A 37-year career law enforcement officer learns to oppose capital punishment and begins actively speaking out against the death penalty.
Unlikely as it might seem, it happened to me. It is certainly not what I would have predicted for my life, but I have come to learn over the years that God is in control, not me.
I had been born and raised Catholic, but that alone wasn’t enough. I needed to learn to listen to God.
It took some time, but after I was invited to teach a university course in criminal justice while still working in law enforcement, I found myself forced to do my homework, and read the research on the death penalty.
- I learned that, contrary to my deep-rooted law enforcement belief system, the death penalty does not keep me safe.
- I learned that people of color receive the death penalty at a much higher rate than others.
- I learned that innocent people (now over 165) have been exonerated from death row after being sentenced to death for crimes they did not commit.
- I learned that murder victims' family members, already traumatized by the loss of their loved one(s) to violence, become further traumatized by a system that claims they can get “closure” from an execution.
I learned that the system of criminal justice that I loved and respected actually created new victims by having a death penalty system. These victims were the people that I was supposed to be protecting and, in actuality, I was leaving them unprotected.
The data and stories were there before me, but I needed to learn to listen.
I heard God calling me to follow him and to speak out on my newfound respect for the value and dignity of all life—from conception to natural death.
It was not enough that I changed my mind, I needed to talk about how and why I changed, and bear witness to the fact that the change happened because Christ was changing me.
Sr. Helen Prejean, the renowned anti-death penalty advocate, calls it “lightening.” I call it “grace and mercy.”
Once abolitionists around the country learned that someone in law enforcement was available and willing to speak out against the death penalty, the calls started to come in. I ended up testifying in state legislatures and lecturing all over the world. I still am.

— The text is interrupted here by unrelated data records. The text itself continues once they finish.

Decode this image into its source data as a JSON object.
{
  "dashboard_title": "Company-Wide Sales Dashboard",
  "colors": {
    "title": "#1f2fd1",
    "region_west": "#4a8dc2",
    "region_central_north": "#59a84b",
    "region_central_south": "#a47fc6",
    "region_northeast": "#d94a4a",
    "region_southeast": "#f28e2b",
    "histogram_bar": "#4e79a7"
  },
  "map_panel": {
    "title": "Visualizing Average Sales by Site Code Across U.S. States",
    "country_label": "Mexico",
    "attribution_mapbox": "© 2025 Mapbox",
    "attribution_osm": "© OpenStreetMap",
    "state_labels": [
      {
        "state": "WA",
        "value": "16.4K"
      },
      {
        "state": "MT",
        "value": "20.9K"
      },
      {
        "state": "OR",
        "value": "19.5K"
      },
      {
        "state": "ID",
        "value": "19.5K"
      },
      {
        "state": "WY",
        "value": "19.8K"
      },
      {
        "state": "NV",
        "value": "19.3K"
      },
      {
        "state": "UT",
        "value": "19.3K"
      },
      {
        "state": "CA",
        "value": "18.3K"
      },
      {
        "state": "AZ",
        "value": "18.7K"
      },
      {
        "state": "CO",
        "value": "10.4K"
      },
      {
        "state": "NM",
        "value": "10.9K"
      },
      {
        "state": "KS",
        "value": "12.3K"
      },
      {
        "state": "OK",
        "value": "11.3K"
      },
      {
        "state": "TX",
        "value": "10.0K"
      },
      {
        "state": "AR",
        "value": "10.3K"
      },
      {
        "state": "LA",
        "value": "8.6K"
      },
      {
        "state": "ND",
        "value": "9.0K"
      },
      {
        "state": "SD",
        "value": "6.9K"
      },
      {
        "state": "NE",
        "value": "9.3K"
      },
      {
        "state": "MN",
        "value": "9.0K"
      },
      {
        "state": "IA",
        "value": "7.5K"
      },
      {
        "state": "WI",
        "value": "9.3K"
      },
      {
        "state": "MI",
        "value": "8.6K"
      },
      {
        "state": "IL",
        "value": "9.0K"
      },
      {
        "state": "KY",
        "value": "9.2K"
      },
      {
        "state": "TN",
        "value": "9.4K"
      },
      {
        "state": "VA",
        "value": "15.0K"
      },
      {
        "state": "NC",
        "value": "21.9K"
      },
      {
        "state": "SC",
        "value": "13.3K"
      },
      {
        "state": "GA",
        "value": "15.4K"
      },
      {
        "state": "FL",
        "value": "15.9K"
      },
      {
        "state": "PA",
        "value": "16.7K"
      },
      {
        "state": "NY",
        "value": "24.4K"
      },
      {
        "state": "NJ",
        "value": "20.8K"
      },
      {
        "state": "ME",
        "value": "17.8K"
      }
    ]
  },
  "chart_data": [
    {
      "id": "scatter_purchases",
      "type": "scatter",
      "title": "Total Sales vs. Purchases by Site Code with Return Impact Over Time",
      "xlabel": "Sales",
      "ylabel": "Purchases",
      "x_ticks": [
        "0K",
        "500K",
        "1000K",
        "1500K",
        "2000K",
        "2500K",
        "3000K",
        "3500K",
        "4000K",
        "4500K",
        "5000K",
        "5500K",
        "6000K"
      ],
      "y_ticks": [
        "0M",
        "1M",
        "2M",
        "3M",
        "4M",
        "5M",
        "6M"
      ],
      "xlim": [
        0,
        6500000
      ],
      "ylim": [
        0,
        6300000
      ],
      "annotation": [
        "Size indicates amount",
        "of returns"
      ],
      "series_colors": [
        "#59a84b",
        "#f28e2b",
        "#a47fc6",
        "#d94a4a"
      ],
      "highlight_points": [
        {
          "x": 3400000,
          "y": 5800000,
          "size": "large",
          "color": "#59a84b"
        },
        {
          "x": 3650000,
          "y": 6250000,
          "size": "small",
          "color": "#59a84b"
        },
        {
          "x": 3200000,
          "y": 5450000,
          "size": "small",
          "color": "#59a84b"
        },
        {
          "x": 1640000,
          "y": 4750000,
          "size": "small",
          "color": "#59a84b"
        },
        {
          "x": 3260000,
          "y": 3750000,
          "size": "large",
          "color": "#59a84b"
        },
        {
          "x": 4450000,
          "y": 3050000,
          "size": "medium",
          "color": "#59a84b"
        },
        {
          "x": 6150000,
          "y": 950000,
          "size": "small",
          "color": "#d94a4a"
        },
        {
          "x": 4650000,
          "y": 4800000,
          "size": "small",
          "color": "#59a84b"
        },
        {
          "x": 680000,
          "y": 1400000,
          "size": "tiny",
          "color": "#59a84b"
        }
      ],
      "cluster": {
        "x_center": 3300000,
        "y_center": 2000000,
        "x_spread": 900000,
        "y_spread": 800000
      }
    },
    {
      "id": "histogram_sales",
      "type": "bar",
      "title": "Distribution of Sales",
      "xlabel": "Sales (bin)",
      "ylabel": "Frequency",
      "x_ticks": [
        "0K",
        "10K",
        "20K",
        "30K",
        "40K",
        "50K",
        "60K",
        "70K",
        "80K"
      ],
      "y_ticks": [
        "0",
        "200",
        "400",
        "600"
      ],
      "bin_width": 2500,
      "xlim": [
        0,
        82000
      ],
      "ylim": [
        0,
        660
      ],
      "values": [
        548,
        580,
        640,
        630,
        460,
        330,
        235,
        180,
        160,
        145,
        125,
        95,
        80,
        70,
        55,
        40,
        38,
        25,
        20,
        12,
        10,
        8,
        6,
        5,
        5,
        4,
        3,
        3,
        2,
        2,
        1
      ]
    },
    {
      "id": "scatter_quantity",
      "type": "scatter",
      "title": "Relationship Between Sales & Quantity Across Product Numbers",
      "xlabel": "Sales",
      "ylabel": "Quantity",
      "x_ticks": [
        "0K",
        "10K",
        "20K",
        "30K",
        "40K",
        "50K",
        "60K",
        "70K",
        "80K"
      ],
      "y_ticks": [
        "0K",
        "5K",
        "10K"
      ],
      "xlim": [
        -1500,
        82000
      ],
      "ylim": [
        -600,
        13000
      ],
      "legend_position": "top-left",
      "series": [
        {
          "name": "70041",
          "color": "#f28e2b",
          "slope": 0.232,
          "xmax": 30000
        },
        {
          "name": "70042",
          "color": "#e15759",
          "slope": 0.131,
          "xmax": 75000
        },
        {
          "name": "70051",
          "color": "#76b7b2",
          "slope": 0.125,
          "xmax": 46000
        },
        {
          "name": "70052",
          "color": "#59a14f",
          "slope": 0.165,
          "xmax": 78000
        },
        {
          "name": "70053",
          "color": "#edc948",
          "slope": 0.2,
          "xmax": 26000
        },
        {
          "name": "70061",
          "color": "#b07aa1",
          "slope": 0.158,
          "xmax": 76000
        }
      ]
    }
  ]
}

Why? Christ changed me, and he is still changing me.
In closing, I came to learn that the death penalty is an attack on the value and dignity of life. It took some time; in fact, I can’t pinpoint the date that it actually happened.
My journey has not ended and, in some ways, it is actually just beginning. I have been called to enter the Diaconate Program for the Diocese of Bridgeport, CT.
I don’t know exactly what all this means, but I don’t need to. If God has changed me and called me here, he knows where I’m going. I just need to listen.